There are corners of the countryside virtually untouched by man that nature has reclaimed as its own. They visit the Cairngorms National Park, which is twice the size of the Lake District and is famous for its friendly villages and distilleries. But if you head away from civilisation, you can find frozen mountains, forest paths, rivers, lochs and wildlife hotspots. They also travel to north Cornwall and along its Atlantic coast, which stretches for more than 40 miles from Bude to Perranporth along a wildly beautiful landscape.

Olympics 2016 (BBC1, 1.45pm)

HAZEL Irvine presents the latest live coverage on day 12 of the Games in Rio. Defending champion Mo Farah features in the men's 5,000m heats at the Olympic Stadium from 2.05pm, looking to make it through to yet another major final, before the decathlon long jump at 2.35pm, the women's 800m heats at 2.55pm, the men's steeplechase final at 3.50pm and the decathlon shot put from 4.15pm. The athletics action is interspersed with coverage from the National Equestrian Centre, where the team show jumping final takes place, with Great Britain looking to defend their title.

Great Canal Journeys (C4, 8pm)

New series. Timothy West and Prunella Scales embark on more waterway adventures, beginning 14 miles west of Venice on the Brenta, a river that was first adapted to canal-life in the 13th Century. Lined with palaces which were once holiday homes for Venetian nobility, they follow the route that Casanova and Lord Byron took to the city. After crossing the Venetian lagoon, Tim and Pru arrive at St Mark's Square, where they escape the busy Grand Canal and discover the tranquillity and beauty of the smaller canals that tourists rarely see.

Skies Above Britain (BBC2, 9pm)

WHEN you look up, the apparently peaceful calm of a clear blue sky is actually masking the reality of the thriving air transport network buzzing above your head. This new five-part documentary series explores what goes on in the skies, as well as profiling the people who spend their lives in flight and the teams on the ground and in the air whose job it is to keep them safe. Tonight, air traffic controllers deal with an unidentified aircraft flying across Gatwick's flight path and the RAF scrambles a Typhoon jet to intercept an unresponsive plane.

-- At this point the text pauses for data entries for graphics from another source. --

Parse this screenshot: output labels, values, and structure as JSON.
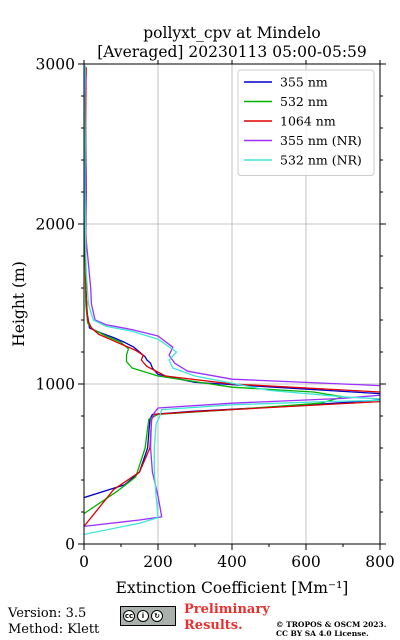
{
  "chart_data": {
    "type": "line",
    "orientation": "x-value-y-height",
    "title": "pollyxt_cpv at Mindelo",
    "subtitle": "[Averaged] 20230113 05:00-05:59",
    "xlabel": "Extinction Coefficient [Mm⁻¹]",
    "ylabel": "Height (m)",
    "xlim": [
      0,
      800
    ],
    "ylim": [
      0,
      3000
    ],
    "xticks": [
      "0",
      "200",
      "400",
      "600",
      "800"
    ],
    "yticks": [
      "0",
      "1000",
      "2000",
      "3000"
    ],
    "grid": true,
    "legend_position": "top-right",
    "series": [
      {
        "name": "355 nm",
        "color": "#0000cc",
        "x": [
          0,
          110,
          150,
          172,
          178,
          185,
          300,
          550,
          800,
          950,
          800,
          300,
          200,
          185,
          180,
          170,
          165,
          160,
          150,
          135,
          110,
          80,
          45,
          15,
          8,
          5,
          4,
          5,
          6,
          5,
          4,
          5
        ],
        "y": [
          290,
          370,
          450,
          600,
          780,
          810,
          830,
          860,
          900,
          920,
          940,
          1010,
          1060,
          1100,
          1130,
          1150,
          1170,
          1180,
          1200,
          1230,
          1260,
          1290,
          1320,
          1350,
          1450,
          1600,
          1800,
          2000,
          2200,
          2400,
          2700,
          2980
        ]
      },
      {
        "name": "532 nm",
        "color": "#00b300",
        "x": [
          0,
          90,
          140,
          165,
          175,
          200,
          400,
          640,
          700,
          620,
          400,
          200,
          130,
          115,
          115,
          120,
          100,
          60,
          25,
          10,
          5,
          3,
          4,
          3,
          4
        ],
        "y": [
          190,
          330,
          420,
          600,
          780,
          810,
          840,
          880,
          920,
          950,
          980,
          1050,
          1100,
          1140,
          1180,
          1220,
          1260,
          1300,
          1340,
          1380,
          1500,
          1800,
          2100,
          2500,
          2980
        ]
      },
      {
        "name": "1064 nm",
        "color": "#dd0000",
        "x": [
          0,
          80,
          150,
          178,
          183,
          190,
          320,
          560,
          800,
          900,
          800,
          400,
          220,
          170,
          155,
          160,
          140,
          110,
          80,
          40,
          20,
          10,
          6,
          4,
          3,
          4,
          6
        ],
        "y": [
          110,
          340,
          450,
          600,
          780,
          810,
          830,
          860,
          890,
          920,
          950,
          1000,
          1050,
          1110,
          1150,
          1180,
          1210,
          1240,
          1270,
          1310,
          1350,
          1400,
          1550,
          1800,
          2200,
          2600,
          2980
        ]
      },
      {
        "name": "355 nm (NR)",
        "color": "#9b30ff",
        "x": [
          0,
          150,
          210,
          200,
          185,
          180,
          182,
          190,
          200,
          400,
          700,
          900,
          800,
          600,
          400,
          280,
          245,
          230,
          240,
          200,
          130,
          60,
          30,
          20,
          18,
          14,
          10,
          6,
          4,
          5,
          3,
          2,
          3,
          5,
          3
        ],
        "y": [
          110,
          150,
          170,
          300,
          450,
          600,
          780,
          820,
          850,
          880,
          910,
          950,
          990,
          1010,
          1030,
          1080,
          1130,
          1180,
          1230,
          1300,
          1340,
          1370,
          1400,
          1500,
          1600,
          1700,
          1800,
          1900,
          2000,
          2200,
          2400,
          2600,
          2800,
          2900,
          2990
        ]
      },
      {
        "name": "532 nm (NR)",
        "color": "#3ee6d6",
        "x": [
          0,
          150,
          200,
          195,
          190,
          190,
          195,
          205,
          210,
          400,
          650,
          850,
          700,
          500,
          300,
          240,
          230,
          250,
          200,
          130,
          60,
          25,
          12,
          6,
          4,
          3,
          2,
          3,
          2,
          3
        ],
        "y": [
          60,
          130,
          165,
          300,
          450,
          600,
          750,
          800,
          840,
          870,
          890,
          900,
          920,
          960,
          1050,
          1100,
          1150,
          1200,
          1280,
          1330,
          1360,
          1400,
          1500,
          1700,
          1900,
          2100,
          2300,
          2500,
          2800,
          2990
        ]
      }
    ]
  },
  "footer": {
    "version": "Version: 3.5",
    "method": "Method: Klett",
    "preliminary_line1": "Preliminary",
    "preliminary_line2": "Results.",
    "copyright_line1": "© TROPOS & OSCM 2023.",
    "copyright_line2": "CC BY SA 4.0 License.",
    "license_badge": "cc by sa"
  }
}
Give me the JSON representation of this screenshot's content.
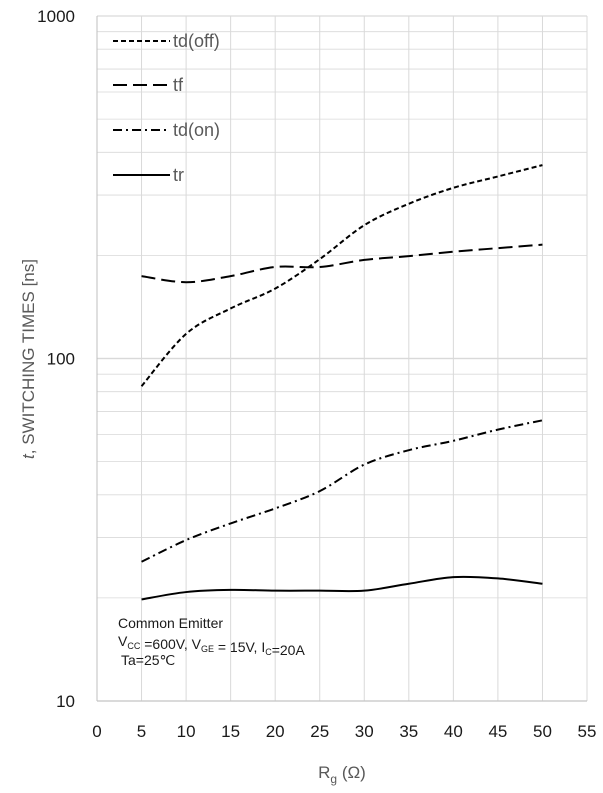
{
  "chart_data": {
    "type": "line",
    "title": "",
    "xlabel": {
      "main": "R",
      "sub": "g",
      "rest": " (Ω)"
    },
    "ylabel": {
      "italic": "t",
      "rest": ", SWITCHING TIMES [ns]"
    },
    "x_ticks": [
      "0",
      "5",
      "10",
      "15",
      "20",
      "25",
      "30",
      "35",
      "40",
      "45",
      "50",
      "55"
    ],
    "y_ticks": [
      "10",
      "100",
      "1000"
    ],
    "xlim": [
      0,
      55
    ],
    "ylim": [
      10,
      1000
    ],
    "y_scale": "log",
    "grid": true,
    "legend_position": "top-left",
    "series": [
      {
        "name": "td(off)",
        "dash": "short-dash",
        "x": [
          5,
          10,
          15,
          20,
          25,
          30,
          35,
          40,
          45,
          50
        ],
        "y": [
          83,
          118,
          140,
          160,
          195,
          245,
          283,
          315,
          340,
          367
        ]
      },
      {
        "name": "tf",
        "dash": "long-dash",
        "x": [
          5,
          10,
          15,
          20,
          25,
          30,
          35,
          40,
          45,
          50
        ],
        "y": [
          174,
          167,
          174,
          185,
          185,
          194,
          199,
          205,
          210,
          215
        ]
      },
      {
        "name": "td(on)",
        "dash": "dash-dot",
        "x": [
          5,
          10,
          15,
          20,
          25,
          30,
          35,
          40,
          45,
          50
        ],
        "y": [
          25.5,
          29.5,
          33,
          36.5,
          41,
          49,
          54,
          57.5,
          62,
          66
        ]
      },
      {
        "name": "tr",
        "dash": "solid",
        "x": [
          5,
          10,
          15,
          20,
          25,
          30,
          35,
          40,
          45,
          50
        ],
        "y": [
          19.8,
          20.8,
          21.1,
          21.0,
          21.0,
          21.0,
          22.0,
          23.0,
          22.8,
          22.0
        ]
      }
    ],
    "annotation": {
      "line1": "Common Emitter",
      "line2": [
        {
          "t": "V"
        },
        {
          "t": "CC",
          "sub": true
        },
        {
          "t": " =600V, V"
        },
        {
          "t": "GE",
          "sub": true
        },
        {
          "t": " = 15V, I"
        },
        {
          "t": "C",
          "sub": true
        },
        {
          "t": "=20A"
        }
      ],
      "line3": "Ta=25℃"
    }
  },
  "colors": {
    "line": "#000000",
    "grid": "#d9d9d9",
    "axis": "#bfbfbf",
    "background": "#ffffff"
  }
}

The programme also meets a pair of vintage plane enthusiasts, brothers Nick and Giles English, whose passion for flight persists despite personal loss.

Long Lost Family (ITV, 9pm)

THE most emotional series on TV continues as Davina McCall and Nicky Campbell present two stories of women trying to bring their families back together. Mother and daughter Val and Marisa Moorhouse from West Yorkshire are united in their search for their missing son and brother Stephen, whom Val had adopted in 1977, when she felt she could not afford to give him the life he deserved. Meanwhile, 37-year-old Sam from Surrey is searching not only for her birth mother, but also her sister.

Man Down (Channel 4, 10pm)

IT'S the last in what has been a watchable series of the sitcom, but Man Down is going out in style with a guest appearance from none other than Luke Skywalker himself, Mark Hamill. Dan's teaching career is reduced to few words in his final school assembly, along with some parting gestures from his child-nemesis and Mr Klackoff. With seismic news from America and mum taking a turn for the worse, Dan's world is in danger of being turned completely upside down. Meanwhile, Jo is organising a party at her shop, and usually unflappable Nesta is wrong-footed by the sinister "Daddy".